The reason even right-wing parties in the Netherlands have ruled out forming a government with the nativist Freedom Party after the election next month is that they tried to make it work before — and failed.
Polls suggest the anti-EU and anti-immigrant party led by Geert Wilders could become the single-largest with around 20 percent support. But it’s unlikely to come to power.
Prime Minister Mark Rutte, whose liberal party is polling in second place, has said there is “zero” chance he will do another deal with Wilders after the Freedom Party leader walked out the last time they worked together.
There may be a lesson here for Republicans in the United States, who think they can co-opt Donald Trump, and Conservatives in Britain, who think they might harness the nationalist passions unleashed by Brexit. The Dutch experience suggests attempts to co-opt populism are unlikely to last and can easily backfire.
In 2010, the Freedom Party got 15 percent of the votes, making it the third-largest after Rutte’s liberals and the center-left Labor Party, both of which got around 20 percent support.
The Christian Democrats, once the dominant political party in the Netherlands, fell into fourth place.
Given Rutte’s victory and the Freedom Party’s high support, up from 6 percent in the previous election, a right-wing government seemed like the logical outcome.
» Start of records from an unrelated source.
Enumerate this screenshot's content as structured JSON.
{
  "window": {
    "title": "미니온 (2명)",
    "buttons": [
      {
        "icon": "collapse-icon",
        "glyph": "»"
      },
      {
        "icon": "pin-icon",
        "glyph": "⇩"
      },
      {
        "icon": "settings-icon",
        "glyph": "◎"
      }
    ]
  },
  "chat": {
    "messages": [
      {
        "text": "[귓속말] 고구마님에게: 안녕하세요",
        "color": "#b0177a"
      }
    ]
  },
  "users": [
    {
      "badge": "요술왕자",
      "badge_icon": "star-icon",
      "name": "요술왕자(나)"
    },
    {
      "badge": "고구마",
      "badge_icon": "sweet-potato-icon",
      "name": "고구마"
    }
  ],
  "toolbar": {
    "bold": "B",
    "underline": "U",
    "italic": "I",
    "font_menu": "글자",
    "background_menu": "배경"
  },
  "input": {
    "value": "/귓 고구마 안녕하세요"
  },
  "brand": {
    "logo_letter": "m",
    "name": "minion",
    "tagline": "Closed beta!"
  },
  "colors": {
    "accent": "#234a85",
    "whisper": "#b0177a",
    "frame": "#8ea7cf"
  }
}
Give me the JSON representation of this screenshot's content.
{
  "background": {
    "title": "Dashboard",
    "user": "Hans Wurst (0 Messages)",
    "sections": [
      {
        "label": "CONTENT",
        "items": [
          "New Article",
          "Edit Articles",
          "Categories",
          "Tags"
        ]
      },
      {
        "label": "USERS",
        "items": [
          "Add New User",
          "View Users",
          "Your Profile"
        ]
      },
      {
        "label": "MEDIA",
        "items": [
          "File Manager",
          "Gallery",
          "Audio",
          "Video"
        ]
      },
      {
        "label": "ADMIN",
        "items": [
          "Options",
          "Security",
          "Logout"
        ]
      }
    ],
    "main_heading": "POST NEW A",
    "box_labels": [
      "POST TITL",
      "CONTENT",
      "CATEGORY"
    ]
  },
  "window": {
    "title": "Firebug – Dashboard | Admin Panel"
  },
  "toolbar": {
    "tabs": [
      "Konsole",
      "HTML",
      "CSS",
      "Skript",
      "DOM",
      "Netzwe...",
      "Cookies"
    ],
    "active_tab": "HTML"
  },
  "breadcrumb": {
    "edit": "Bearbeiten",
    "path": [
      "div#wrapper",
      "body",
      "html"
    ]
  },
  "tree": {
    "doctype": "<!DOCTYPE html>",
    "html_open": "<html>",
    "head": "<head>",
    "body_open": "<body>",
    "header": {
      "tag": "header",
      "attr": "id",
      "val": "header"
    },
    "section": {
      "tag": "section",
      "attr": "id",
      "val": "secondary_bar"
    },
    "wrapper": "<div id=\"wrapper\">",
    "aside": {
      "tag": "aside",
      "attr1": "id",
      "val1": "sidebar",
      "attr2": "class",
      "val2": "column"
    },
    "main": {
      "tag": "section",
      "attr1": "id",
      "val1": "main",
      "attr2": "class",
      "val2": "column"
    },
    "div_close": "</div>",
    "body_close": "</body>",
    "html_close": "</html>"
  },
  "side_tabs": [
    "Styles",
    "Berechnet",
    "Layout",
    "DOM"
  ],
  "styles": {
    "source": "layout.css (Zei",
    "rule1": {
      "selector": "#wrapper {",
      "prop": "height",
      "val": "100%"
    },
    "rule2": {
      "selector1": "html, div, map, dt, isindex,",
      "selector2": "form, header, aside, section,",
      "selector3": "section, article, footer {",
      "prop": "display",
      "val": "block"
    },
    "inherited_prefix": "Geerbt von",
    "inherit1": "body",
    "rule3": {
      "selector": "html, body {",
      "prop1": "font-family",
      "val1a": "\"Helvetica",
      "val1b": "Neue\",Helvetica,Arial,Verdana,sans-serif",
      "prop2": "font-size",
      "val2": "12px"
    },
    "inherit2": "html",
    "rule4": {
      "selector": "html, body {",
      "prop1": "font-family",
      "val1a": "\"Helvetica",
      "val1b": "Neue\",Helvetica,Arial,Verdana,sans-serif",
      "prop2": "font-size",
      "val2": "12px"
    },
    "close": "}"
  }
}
The liberals had few qualms about collaborating with Wilders. They disagreed with him on identity issues and the EU but calculated that his anti-establishment movement could become less of a disruptive force if it was forced to shoulder some responsibility.
The Christian Democrats — needed for a majority on the right — were less sure.
Conservatives from the Catholic south, who had seen many of their voters defect to the Freedom Party, were in favor of an accord, arguing that their own party needed a more reactionary program anyway.
Protestant and progressive leaders vehemently opposed a deal with a man they considered unchristian.
There are parallels with how religious voters in the United States struggled to come to terms with Trump.
As was the case in the Republican primaries last year, the Christian Democrats in the Netherlands eventually came around and endorsed a pact with Wilders. But he wasn’t invited to join the government. His party would only provide parliamentary support for a coalition between the liberals and Christian Democrats.
It worked for a while. The three parties cut spending and tightened immigration and nationalization requirements. At Wilders’ request, elderly care was exempt from austerity.
Whenever Wilders disagreed with the ruling parties, for example on raising the pension age and bailing out Greece, center-left parties, including Labor, were willing to vote with the government instead.
It all came crashing down halfway through the parliament, when a slower than expected recovery necessitated deeper spending cuts. Wilders refused to accept another round of austerity and forced the country to hold snap elections at the very moment its economy was sinking into recession.
Rutte still cites this betrayal to argue that Wilders cannot be trusted.
Before elections could be held in 2012, Rutte found that other parties, including the liberal Democrats and Greens, were willing to compromise. They made a budget plan that rolled back some of the spending cuts Wilders had supported while raising taxes in order to reduce the deficit.
Rutte’s ability to do deals across the political spectrum will probably be useful again in the next parliament, when he could preside over a coalition of four or even five parties.
Dutch voters often complain that their politicians won’t stand their ground, but they also tend to reward pragmatists.
Purists like Wilders have their diehard supporters, but not much else to show for their intransigence. Even some of Wilders’ own voters recognize he’s not serious about governing. They only support him to signal their dissatisfaction with the metropolitan elite.
Americans saw something similar with Trump and the British in the EU referendum: voters who didn’t think either would win but supported nativist causes in order to vent their frustrations with the political class.
The Dutch mainstream right tried to co-opt such anti-establishment sentiment and then it turned on them.
Now, rather than appeasing Wilders, they seek to make him less relevant by arguing that a vote for the Freedom Party is certainly wasted.
There is a risk that preemptively excluding the party from power will only confirm the suspicions of its core voters that they are not taken seriously by Dutch elites. Rutte in particular is hoping to prevent that by arguing that some of their grievances are actually justified.
We’ll know in about four weeks if that worked.